A World Without Cars
James Q. Wilson the author of the article "Cars and Their Enemies" briefly ponders the possibility of our world without personal automobiles. He speculates whether our current society would welcome the invention of the personal automobile into a fictitious world without cars. Wilson immediately answers no. Wilson knows, as many well-informed individuals and experts do, that the personal automobile is responsible for contributing to pollution, destruction of rural and wilderness land, and depletion of natural resources. And an advanced society such as we live in today would not likely choose to burden our health, land, and resources for the sake of luxury and convenience, or at the very least, the personal automobile would not be as accessible as it is today. Because, in all reality, our current society does embrace inventions that compromise our society's well-being such as oil and chemical refineries, pesticides, and even convenience foods such as fast food and many refined prepackaged foods. Wilson's opinions in his article, "Cars and Their Enemies" and discussions I have had on-line in the 305 class about Wilson's article have demonstrated to me that the personal automobile is an example of how many people are unwilling to acknowledge how personal convenience and luxury contribute to the deterioration of our world.

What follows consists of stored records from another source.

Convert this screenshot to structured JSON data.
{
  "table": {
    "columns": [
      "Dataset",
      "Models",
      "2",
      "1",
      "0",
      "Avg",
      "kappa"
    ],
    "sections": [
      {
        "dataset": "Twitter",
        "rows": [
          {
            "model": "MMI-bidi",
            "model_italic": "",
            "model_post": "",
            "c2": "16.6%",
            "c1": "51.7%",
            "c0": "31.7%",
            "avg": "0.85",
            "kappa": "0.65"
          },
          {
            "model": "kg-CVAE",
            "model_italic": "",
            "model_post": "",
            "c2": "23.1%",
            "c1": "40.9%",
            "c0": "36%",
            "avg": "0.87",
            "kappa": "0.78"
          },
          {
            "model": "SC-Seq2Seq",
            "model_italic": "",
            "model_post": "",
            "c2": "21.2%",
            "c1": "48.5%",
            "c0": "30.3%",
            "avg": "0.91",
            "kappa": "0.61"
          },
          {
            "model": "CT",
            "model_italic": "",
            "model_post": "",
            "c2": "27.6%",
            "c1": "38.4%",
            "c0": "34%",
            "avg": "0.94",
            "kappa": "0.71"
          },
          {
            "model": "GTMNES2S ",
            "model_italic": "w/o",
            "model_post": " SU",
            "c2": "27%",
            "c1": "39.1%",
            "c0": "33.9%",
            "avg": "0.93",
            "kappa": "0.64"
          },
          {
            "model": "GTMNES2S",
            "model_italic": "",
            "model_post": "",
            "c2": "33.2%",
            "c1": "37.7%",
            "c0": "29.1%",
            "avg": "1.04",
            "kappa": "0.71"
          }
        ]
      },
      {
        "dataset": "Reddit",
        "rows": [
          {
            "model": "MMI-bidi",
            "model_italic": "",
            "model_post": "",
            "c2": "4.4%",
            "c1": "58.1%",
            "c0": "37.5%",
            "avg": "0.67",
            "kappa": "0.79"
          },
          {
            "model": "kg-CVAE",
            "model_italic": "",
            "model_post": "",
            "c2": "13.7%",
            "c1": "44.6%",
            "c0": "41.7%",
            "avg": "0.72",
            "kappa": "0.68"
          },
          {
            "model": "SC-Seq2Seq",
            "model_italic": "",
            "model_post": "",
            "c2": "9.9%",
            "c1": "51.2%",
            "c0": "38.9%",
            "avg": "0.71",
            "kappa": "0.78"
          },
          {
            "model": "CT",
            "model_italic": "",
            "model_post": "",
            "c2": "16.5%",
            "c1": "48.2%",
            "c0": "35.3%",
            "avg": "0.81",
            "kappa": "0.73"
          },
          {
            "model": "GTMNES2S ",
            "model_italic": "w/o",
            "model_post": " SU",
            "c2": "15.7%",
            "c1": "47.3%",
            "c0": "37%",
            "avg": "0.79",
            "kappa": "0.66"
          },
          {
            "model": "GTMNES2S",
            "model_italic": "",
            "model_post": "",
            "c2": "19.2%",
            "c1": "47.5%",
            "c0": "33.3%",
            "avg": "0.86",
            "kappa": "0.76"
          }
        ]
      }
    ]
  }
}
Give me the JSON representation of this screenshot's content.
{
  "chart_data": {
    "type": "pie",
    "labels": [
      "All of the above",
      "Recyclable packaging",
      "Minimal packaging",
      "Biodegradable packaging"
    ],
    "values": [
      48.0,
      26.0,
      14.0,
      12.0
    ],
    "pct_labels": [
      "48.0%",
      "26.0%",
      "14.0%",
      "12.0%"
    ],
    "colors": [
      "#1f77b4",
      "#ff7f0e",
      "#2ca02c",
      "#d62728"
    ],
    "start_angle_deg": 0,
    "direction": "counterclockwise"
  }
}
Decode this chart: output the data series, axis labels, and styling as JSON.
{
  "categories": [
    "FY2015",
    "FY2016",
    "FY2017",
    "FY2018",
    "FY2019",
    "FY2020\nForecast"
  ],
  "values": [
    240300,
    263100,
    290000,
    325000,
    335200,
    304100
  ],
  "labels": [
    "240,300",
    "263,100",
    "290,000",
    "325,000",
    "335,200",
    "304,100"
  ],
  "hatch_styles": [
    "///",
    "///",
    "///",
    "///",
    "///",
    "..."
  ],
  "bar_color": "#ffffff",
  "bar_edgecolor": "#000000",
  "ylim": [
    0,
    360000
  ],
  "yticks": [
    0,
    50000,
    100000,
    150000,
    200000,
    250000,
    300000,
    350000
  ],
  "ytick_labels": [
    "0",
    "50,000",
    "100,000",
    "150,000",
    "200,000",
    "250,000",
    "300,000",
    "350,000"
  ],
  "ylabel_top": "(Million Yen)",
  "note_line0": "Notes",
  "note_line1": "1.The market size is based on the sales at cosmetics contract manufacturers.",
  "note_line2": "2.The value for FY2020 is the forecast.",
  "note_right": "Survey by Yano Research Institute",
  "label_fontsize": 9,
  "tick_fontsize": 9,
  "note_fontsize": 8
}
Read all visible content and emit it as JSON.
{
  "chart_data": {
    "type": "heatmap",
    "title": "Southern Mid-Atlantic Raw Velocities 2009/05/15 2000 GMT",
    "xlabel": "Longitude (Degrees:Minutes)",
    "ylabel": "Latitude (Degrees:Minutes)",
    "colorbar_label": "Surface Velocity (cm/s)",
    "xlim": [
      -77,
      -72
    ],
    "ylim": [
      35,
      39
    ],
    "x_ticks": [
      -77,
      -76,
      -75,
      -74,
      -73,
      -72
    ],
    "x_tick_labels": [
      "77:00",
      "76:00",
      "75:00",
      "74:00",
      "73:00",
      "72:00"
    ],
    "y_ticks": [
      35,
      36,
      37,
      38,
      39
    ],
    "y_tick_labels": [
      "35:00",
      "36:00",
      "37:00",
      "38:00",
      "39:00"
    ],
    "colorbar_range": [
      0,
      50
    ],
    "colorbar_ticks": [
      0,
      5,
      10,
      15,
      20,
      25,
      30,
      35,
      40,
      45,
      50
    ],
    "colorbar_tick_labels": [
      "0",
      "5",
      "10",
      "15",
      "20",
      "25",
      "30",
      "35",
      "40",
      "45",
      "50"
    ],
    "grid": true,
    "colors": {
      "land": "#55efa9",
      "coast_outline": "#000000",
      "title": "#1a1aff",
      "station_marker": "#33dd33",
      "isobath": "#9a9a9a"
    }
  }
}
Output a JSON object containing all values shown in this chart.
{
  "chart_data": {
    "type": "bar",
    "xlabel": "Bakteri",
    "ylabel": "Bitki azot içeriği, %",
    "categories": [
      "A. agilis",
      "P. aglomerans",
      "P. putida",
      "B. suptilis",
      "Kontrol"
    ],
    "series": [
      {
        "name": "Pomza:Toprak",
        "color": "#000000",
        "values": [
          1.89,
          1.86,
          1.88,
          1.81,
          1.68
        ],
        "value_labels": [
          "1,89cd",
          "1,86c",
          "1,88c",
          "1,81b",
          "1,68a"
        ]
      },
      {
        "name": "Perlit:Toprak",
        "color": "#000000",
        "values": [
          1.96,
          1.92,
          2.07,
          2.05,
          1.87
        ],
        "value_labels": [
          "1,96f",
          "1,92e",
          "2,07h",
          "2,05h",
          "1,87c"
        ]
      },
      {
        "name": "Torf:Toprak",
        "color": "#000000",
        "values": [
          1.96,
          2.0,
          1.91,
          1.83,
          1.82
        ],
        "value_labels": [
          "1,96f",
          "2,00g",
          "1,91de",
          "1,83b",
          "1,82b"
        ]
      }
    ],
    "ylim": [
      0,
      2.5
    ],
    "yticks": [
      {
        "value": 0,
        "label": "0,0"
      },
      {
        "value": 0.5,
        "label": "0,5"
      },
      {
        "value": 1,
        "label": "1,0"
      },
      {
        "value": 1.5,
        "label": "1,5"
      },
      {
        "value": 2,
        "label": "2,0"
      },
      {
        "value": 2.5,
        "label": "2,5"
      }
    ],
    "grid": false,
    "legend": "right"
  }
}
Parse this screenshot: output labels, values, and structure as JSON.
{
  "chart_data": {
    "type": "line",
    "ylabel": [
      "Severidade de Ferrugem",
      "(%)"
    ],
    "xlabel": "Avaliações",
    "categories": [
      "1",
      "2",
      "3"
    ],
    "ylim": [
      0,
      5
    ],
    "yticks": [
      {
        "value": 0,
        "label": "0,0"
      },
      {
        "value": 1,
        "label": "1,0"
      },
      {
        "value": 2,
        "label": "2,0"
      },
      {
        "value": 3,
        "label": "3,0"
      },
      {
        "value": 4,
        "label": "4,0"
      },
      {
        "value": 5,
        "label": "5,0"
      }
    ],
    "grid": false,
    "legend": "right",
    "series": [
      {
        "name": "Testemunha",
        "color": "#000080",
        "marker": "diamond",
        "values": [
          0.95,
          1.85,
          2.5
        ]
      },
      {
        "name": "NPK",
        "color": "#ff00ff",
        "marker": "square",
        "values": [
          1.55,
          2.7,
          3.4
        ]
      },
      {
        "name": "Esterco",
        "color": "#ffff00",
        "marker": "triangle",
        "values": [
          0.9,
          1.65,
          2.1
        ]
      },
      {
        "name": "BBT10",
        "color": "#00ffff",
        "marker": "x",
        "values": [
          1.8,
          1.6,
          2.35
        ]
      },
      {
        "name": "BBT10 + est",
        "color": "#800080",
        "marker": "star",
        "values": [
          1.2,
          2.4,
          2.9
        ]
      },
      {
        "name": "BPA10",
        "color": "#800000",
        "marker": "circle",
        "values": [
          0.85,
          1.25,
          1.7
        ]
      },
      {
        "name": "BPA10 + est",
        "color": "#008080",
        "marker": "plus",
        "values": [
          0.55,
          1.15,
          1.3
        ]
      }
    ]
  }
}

Wilson's encouragement to the readers of his article to imagine life as we currently know it without the automobile begins with Wilson outlining exactly why the personal automobile is destructible in so many ways. He points out that academic and social critics believe that cars "burn fuel inefficiently" (304) ejecting "large amounts of unpleasant gases into the air" (304); "vast quantities of petroleum [are] necessary to fuel automobiles" (304); and cars have caused much of the outward expansion movement that has destroyed rural and wilderness areas throughout the country. Wilson continues to state that "Non-car methods [of transportation] generate less pollution, use energy a bit more effectively, produce less noise, and (with some exceptions) are safer" (308). Wilson continues saying that most people would not support the idea of a personal automobile. Public-health specialists would point out the certain occurrences of fatal accidents; environmentalists would point out the ineffectiveness of a combustion engine that burns fuel inefficiently consequently polluting the air; government officials would worry about who would pay for roads; and energy experts would point to enormous amounts of petroleum needed to fuel automobiles. Wilson states that if the idea of the car were introduced as a new concept today it would not be supported, and the personal automobile would not exist. But, as Wilson states, the automobile does exist, and many arguments persist blaming the personal automobile for many problems related to the depletion of natural resources, pollution, and outward expansion.